“Why, don't you see?” And with sudden inspiration he expounded. Together, eager as children, they planned. Beatrice clapped her hands with sheer delight.

“But,” she added pensively, “it'll be a little hard on the wolf, won't it?”

Stern had to laugh.

“Yes,” he assented; “but think how much he'll learn about the new kind of game he tried to hunt!”

Half an hour later a grim old warrior of the pack, deftly and securely caught by one hind leg with the slip-noosed leather cord, dangled inverted from a limb, high out of reach of the others.

Slowly he swung, jerking, writhing, frothing as he fought in vain to snap his jaws upon the cord he could not touch. And night grew horrible with the stridor of his yells.
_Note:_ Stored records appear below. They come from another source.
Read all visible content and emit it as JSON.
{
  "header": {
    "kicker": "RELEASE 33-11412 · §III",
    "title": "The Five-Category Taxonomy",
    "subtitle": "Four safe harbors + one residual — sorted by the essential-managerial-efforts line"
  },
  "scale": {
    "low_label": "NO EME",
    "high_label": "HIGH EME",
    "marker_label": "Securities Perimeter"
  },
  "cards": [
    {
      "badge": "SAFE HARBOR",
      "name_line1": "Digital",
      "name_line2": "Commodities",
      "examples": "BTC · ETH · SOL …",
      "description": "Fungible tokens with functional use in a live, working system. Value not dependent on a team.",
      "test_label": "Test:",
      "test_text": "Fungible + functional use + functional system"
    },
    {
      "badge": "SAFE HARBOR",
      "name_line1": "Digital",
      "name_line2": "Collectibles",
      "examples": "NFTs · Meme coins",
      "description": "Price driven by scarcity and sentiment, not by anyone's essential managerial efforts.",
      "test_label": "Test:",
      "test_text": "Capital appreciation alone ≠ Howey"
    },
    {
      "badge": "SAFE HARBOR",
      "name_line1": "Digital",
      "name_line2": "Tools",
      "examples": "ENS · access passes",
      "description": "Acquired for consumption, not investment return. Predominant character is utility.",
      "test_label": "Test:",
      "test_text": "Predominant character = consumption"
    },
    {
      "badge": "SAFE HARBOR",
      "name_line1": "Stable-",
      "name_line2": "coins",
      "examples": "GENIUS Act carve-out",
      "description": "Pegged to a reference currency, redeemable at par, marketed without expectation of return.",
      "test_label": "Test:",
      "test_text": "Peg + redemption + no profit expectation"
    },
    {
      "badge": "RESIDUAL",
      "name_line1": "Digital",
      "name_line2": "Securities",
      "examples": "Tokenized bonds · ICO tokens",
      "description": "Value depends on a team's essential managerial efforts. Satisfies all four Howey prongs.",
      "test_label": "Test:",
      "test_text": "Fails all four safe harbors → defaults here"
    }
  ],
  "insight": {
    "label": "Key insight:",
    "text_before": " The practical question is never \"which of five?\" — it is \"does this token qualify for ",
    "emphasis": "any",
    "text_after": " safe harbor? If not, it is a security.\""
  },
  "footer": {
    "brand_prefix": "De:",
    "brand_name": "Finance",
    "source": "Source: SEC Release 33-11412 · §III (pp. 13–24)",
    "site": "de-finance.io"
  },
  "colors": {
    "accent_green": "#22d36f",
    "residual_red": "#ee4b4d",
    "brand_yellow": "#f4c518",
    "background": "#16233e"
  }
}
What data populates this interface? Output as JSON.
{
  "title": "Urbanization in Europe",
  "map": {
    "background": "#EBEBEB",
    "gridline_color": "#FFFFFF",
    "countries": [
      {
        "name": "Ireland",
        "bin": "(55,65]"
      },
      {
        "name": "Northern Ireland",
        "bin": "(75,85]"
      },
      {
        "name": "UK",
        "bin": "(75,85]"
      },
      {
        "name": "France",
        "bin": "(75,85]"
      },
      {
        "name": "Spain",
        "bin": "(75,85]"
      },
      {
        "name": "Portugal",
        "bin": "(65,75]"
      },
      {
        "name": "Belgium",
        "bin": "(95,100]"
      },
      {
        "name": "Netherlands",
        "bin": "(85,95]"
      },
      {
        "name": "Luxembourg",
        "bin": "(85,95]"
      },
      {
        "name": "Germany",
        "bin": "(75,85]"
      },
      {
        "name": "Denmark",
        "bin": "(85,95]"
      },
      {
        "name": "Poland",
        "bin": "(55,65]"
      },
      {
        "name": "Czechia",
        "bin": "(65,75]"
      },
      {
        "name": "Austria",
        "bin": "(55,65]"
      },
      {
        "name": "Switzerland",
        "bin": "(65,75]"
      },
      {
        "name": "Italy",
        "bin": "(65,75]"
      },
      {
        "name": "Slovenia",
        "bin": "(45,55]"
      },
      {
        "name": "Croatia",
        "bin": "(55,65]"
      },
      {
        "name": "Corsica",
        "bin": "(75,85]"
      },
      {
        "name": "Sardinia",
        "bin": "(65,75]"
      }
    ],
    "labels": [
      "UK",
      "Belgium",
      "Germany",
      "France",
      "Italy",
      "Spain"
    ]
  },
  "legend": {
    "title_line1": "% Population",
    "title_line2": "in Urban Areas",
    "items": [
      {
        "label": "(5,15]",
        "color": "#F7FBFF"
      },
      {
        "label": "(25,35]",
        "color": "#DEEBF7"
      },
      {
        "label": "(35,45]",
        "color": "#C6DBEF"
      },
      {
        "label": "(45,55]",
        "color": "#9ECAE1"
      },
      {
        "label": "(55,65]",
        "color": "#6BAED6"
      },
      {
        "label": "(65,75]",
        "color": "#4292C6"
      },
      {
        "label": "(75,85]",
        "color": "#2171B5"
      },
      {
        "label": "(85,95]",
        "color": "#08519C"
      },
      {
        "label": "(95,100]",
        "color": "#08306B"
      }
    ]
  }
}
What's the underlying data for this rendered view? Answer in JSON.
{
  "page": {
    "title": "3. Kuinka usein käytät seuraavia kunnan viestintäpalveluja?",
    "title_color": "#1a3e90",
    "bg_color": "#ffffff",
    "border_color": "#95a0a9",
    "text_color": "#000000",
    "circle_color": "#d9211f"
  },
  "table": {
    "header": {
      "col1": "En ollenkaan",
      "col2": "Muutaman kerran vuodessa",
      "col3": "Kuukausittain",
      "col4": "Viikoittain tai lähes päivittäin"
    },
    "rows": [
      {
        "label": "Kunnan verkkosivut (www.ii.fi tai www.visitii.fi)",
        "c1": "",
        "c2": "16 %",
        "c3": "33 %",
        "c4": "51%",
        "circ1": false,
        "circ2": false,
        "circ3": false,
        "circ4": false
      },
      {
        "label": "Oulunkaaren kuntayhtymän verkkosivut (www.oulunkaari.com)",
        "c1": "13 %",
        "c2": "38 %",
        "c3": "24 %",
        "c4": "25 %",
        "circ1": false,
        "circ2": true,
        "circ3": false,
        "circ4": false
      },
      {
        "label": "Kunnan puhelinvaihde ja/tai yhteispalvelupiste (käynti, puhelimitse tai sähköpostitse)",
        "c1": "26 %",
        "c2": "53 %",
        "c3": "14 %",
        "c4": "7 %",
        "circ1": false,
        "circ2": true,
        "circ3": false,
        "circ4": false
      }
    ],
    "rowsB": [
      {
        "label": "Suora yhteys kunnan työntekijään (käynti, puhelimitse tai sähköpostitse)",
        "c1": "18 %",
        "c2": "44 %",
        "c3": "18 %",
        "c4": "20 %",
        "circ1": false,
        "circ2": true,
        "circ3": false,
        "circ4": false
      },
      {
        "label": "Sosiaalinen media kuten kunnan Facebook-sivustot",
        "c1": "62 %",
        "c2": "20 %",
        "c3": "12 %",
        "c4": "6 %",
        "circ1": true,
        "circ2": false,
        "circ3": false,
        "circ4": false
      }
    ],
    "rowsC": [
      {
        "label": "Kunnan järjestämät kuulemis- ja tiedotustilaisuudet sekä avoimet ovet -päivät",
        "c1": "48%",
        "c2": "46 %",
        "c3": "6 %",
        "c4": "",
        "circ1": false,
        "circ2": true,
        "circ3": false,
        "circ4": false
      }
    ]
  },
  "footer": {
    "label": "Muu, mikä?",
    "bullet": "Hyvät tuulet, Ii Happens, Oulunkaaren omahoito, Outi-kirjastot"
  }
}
“Now then,” remarked Stern calmly, “to work. The moonlight's good enough to shoot by. No reason I should miss a single target.”

Followed a time of frightful tumult as the living ate the dying and the dead, worrying the flesh from bones that had as yet scarcely ceased to move. Beatrice, pale and silent, yet very calm, watched the slaughter. Stern, as quietly methodical as though working out a reaction, sighted, fired, sighted, fired. And the work went on apace. The bag of cartridges grew steadily lighter. The work was done long before all the wolves had died. For the survivors, gorged to repletion, some wounded, others whole, slunk gradually away and disappeared in the dim glades, there to sleep off their cannibal debauch.

At last Stern judged the time was come to descend.

“Bark away, old boy!” he exclaimed. “The louder the better. You're our danger-signal now. As long as those poor, dull anthropoid brains keep sensing you I guess we're safe!”